The incident at MSS does not define who we are or who we, in our best moments, aspire to be.

A far better reflection can be found in the volunteers with soaking wet feet coming home to their warm hearths after a fruitless search that they would still gladly repeat until the missing child was found. This Island’s soul can be better delved by reflecting on those businesses that offered up a warm beverage and a dry haven in which searchers could take a break from their efforts. It can be found in the churches where congregations prayed for a safe return, and where prayers of thanks were offered up upon learning that a child had been found and was recovering in hospital.

There will be those who will seek to place blame, those who will spread rumour and malicious gossip, nasty tales to fill a void, conjectures to intrude on a family which is still reeling from unimaginable stress and grief. Let that not be who we are.

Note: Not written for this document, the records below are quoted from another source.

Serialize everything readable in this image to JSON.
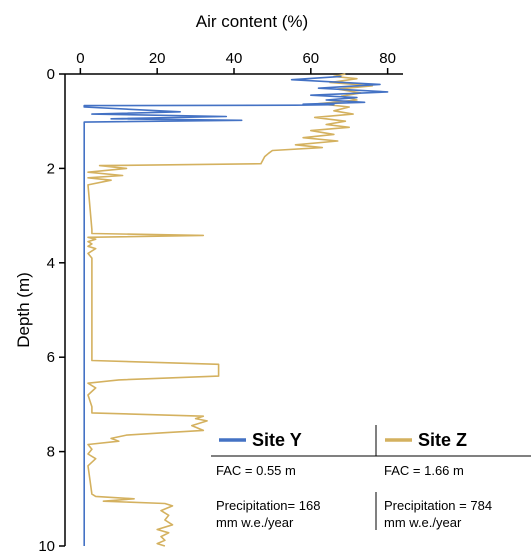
{
  "chart_data": {
    "type": "line",
    "xlabel": "Air content (%)",
    "ylabel": "Depth (m)",
    "xlim": [
      -4,
      84
    ],
    "ylim": [
      0,
      10
    ],
    "y_inverted": true,
    "x_axis_position": "top",
    "x_ticks": [
      "0",
      "20",
      "40",
      "60",
      "80"
    ],
    "y_ticks": [
      "0",
      "2",
      "4",
      "6",
      "8",
      "10"
    ],
    "grid": false,
    "legend_position": "bottom-right",
    "series": [
      {
        "name": "Site Y",
        "color": "#4472c4",
        "x_air_content": [
          68,
          55,
          78,
          62,
          80,
          60,
          72,
          64,
          74,
          58,
          66,
          56,
          1,
          1,
          26,
          3,
          38,
          8,
          42,
          1,
          1,
          1
        ],
        "y_depth": [
          0.05,
          0.12,
          0.22,
          0.3,
          0.38,
          0.45,
          0.5,
          0.55,
          0.6,
          0.64,
          0.65,
          0.66,
          0.67,
          0.7,
          0.8,
          0.85,
          0.9,
          0.95,
          0.98,
          1.02,
          3.0,
          10.0
        ]
      },
      {
        "name": "Site Z",
        "color": "#d4b15f",
        "x_air_content": [
          69,
          66,
          72,
          65,
          76,
          67,
          73,
          68,
          72,
          62,
          70,
          66,
          71,
          61,
          69,
          64,
          70,
          60,
          66,
          58,
          67,
          56,
          63,
          50,
          49,
          48,
          47,
          5,
          12,
          2,
          11,
          2,
          8,
          2,
          3,
          3,
          32,
          2,
          4,
          2,
          3,
          2,
          4,
          2,
          3,
          3,
          36,
          36,
          10,
          2,
          4,
          2,
          3,
          3,
          32,
          30,
          33,
          29,
          32,
          22,
          12,
          8,
          10,
          2,
          3,
          2,
          4,
          2,
          3,
          4,
          14,
          6,
          22,
          24,
          21,
          23,
          22,
          24,
          20,
          23,
          21,
          22,
          20,
          22
        ],
        "y_depth": [
          0.0,
          0.05,
          0.1,
          0.18,
          0.25,
          0.32,
          0.4,
          0.47,
          0.55,
          0.63,
          0.7,
          0.78,
          0.85,
          0.92,
          1.0,
          1.07,
          1.13,
          1.2,
          1.28,
          1.35,
          1.42,
          1.5,
          1.56,
          1.62,
          1.68,
          1.75,
          1.9,
          1.94,
          2.0,
          2.08,
          2.15,
          2.2,
          2.25,
          2.35,
          3.3,
          3.38,
          3.42,
          3.46,
          3.5,
          3.55,
          3.6,
          3.65,
          3.7,
          3.8,
          3.9,
          6.07,
          6.15,
          6.4,
          6.48,
          6.55,
          6.65,
          6.8,
          7.05,
          7.18,
          7.25,
          7.3,
          7.35,
          7.45,
          7.55,
          7.6,
          7.65,
          7.72,
          7.78,
          7.85,
          7.95,
          8.05,
          8.15,
          8.3,
          8.9,
          8.95,
          9.0,
          9.05,
          9.1,
          9.15,
          9.25,
          9.35,
          9.45,
          9.55,
          9.65,
          9.72,
          9.8,
          9.88,
          9.95,
          10.0
        ]
      }
    ]
  },
  "legend": {
    "site_y": {
      "name": "Site Y",
      "fac": "FAC = 0.55 m",
      "precip_line1": "Precipitation= 168",
      "precip_line2": "mm w.e./year"
    },
    "site_z": {
      "name": "Site Z",
      "fac": "FAC = 1.66 m",
      "precip_line1": "Precipitation = 784",
      "precip_line2": "mm w.e./year"
    }
  }
}
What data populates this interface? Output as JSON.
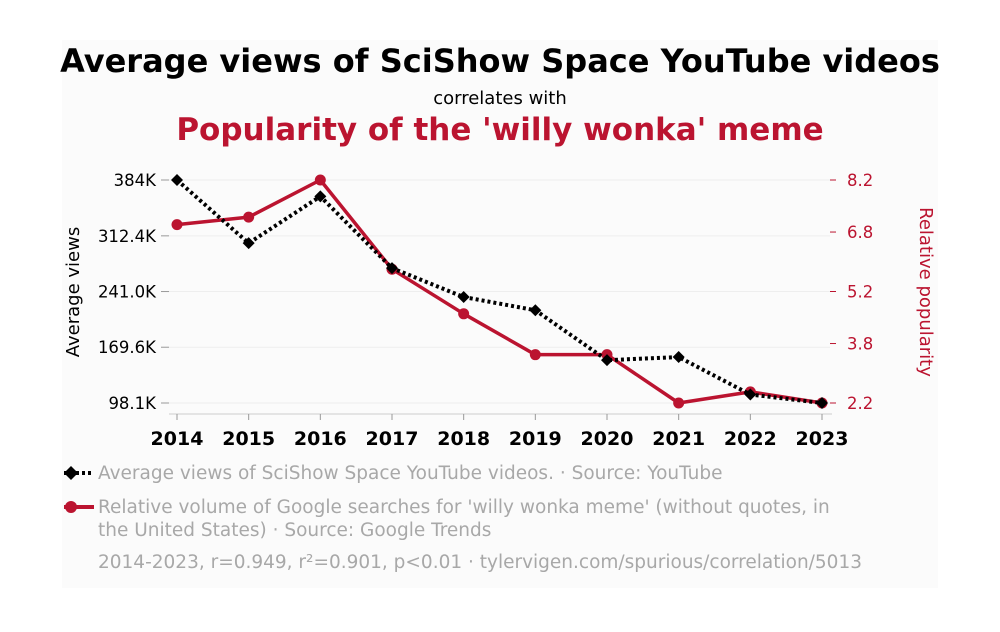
{
  "title": "Average views of SciShow Space YouTube videos",
  "subtitle": "correlates with",
  "title_second": "Popularity of the 'willy wonka' meme",
  "legend": {
    "series1": "Average views of SciShow Space YouTube videos. · Source: YouTube",
    "series2": "Relative volume of Google searches for 'willy wonka meme' (without quotes, in the United States) · Source: Google Trends"
  },
  "footer": "2014-2023, r=0.949, r²=0.901, p<0.01 · tylervigen.com/spurious/correlation/5013",
  "colors": {
    "series1": "#000000",
    "series2": "#bb1430",
    "footer_text": "#a8a8a8"
  },
  "chart_data": {
    "type": "line",
    "x": [
      "2014",
      "2015",
      "2016",
      "2017",
      "2018",
      "2019",
      "2020",
      "2021",
      "2022",
      "2023"
    ],
    "xlabel": "",
    "y_left": {
      "label": "Average views",
      "ticks": [
        "384K",
        "312.4K",
        "241.0K",
        "169.6K",
        "98.1K"
      ],
      "tick_values": [
        384000,
        312400,
        241000,
        169600,
        98100
      ],
      "range": [
        98100,
        384000
      ]
    },
    "y_right": {
      "label": "Relative popularity",
      "ticks": [
        "8.2",
        "6.8",
        "5.2",
        "3.8",
        "2.2"
      ],
      "tick_values": [
        8.2,
        6.8,
        5.2,
        3.8,
        2.2
      ],
      "range": [
        2.2,
        8.2
      ]
    },
    "series": [
      {
        "name": "Average views of SciShow Space YouTube videos",
        "axis": "left",
        "style": "dotted",
        "marker": "diamond",
        "values": [
          384000,
          303000,
          363000,
          271000,
          234000,
          217000,
          153000,
          157000,
          109000,
          98100
        ]
      },
      {
        "name": "Relative volume of Google searches for 'willy wonka meme'",
        "axis": "right",
        "style": "solid",
        "marker": "circle",
        "values": [
          7.0,
          7.2,
          8.2,
          5.8,
          4.6,
          3.5,
          3.5,
          2.2,
          2.5,
          2.2
        ]
      }
    ],
    "grid": true,
    "legend_position": "bottom"
  }
}
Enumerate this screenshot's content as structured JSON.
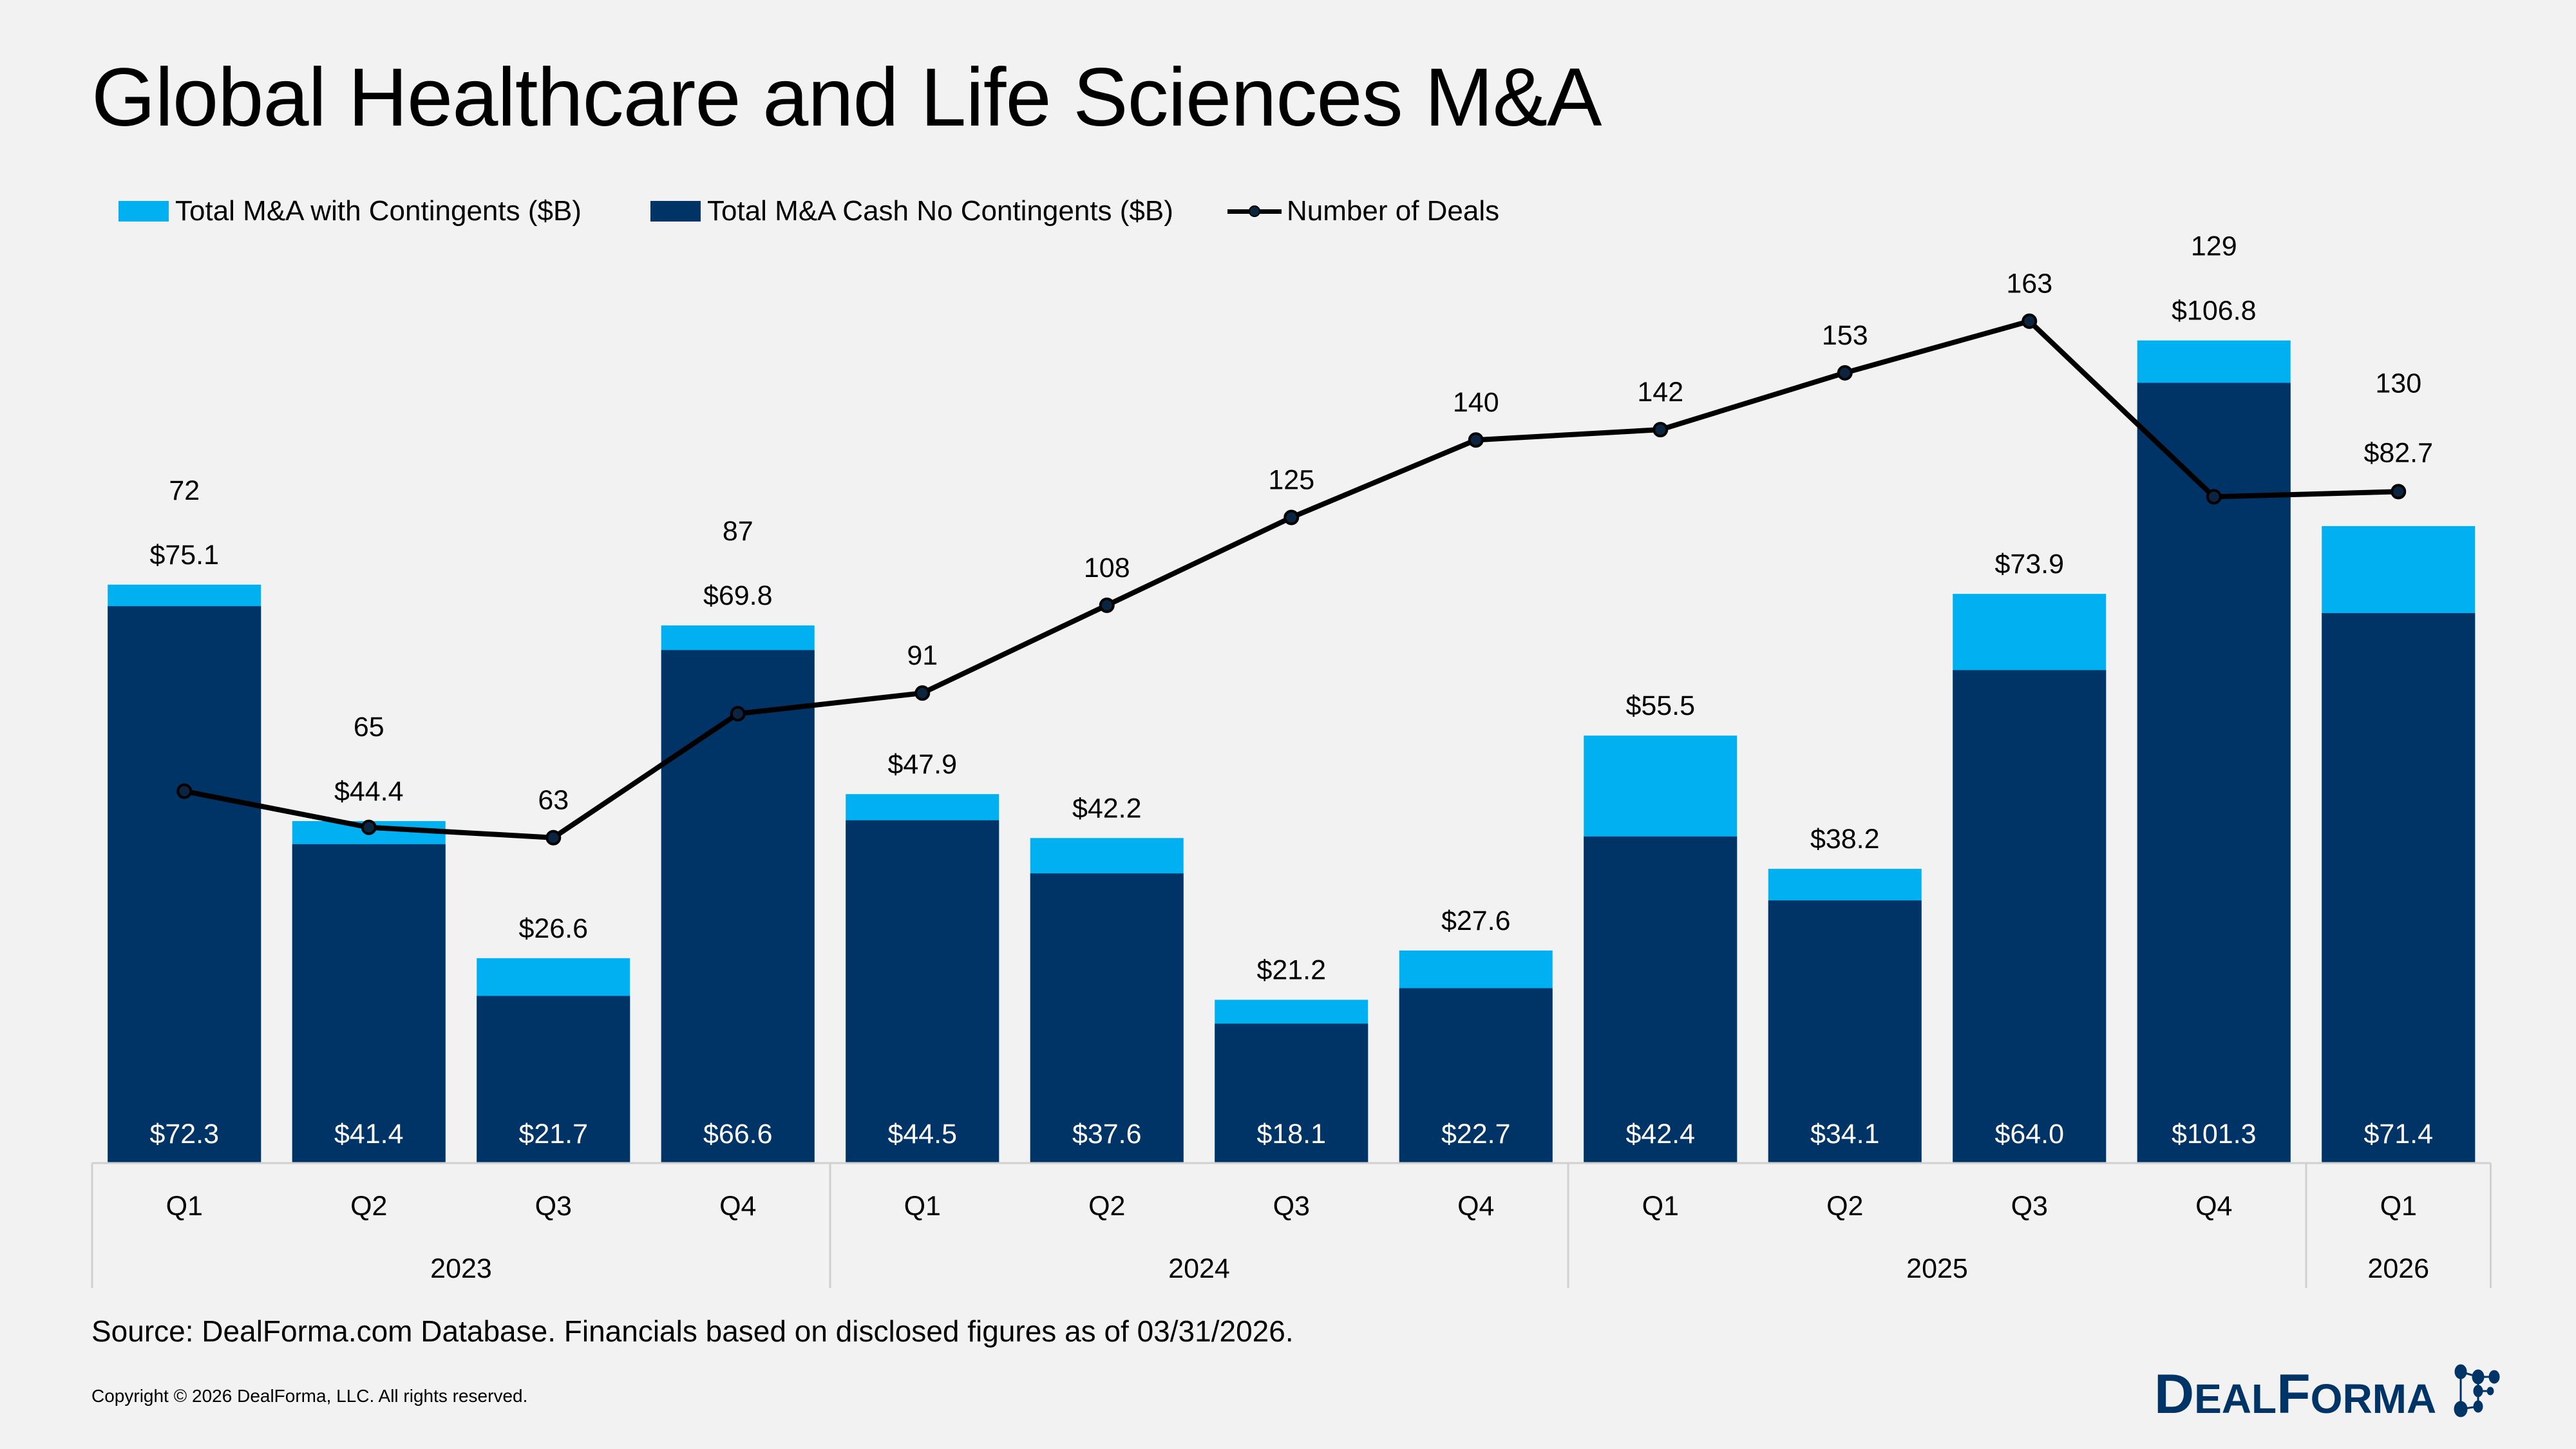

It is to be hoped that our soul will also be found in a community that opens its arms and its hearts to embrace the lost who are now found. Let us enfold those who are suffering and let that be who and what we aspire to be.

There are far too many missing and murdered women in this country whose families have not had their most fervent prayers realized in the return of their loved one into their arms. Let us rejoice and be glad, grateful for those friends, neighbours and even strangers who make up our caring and inclusive community. We may still have much work to do, but we also have much to be proud of in our communities. Let’s build on that.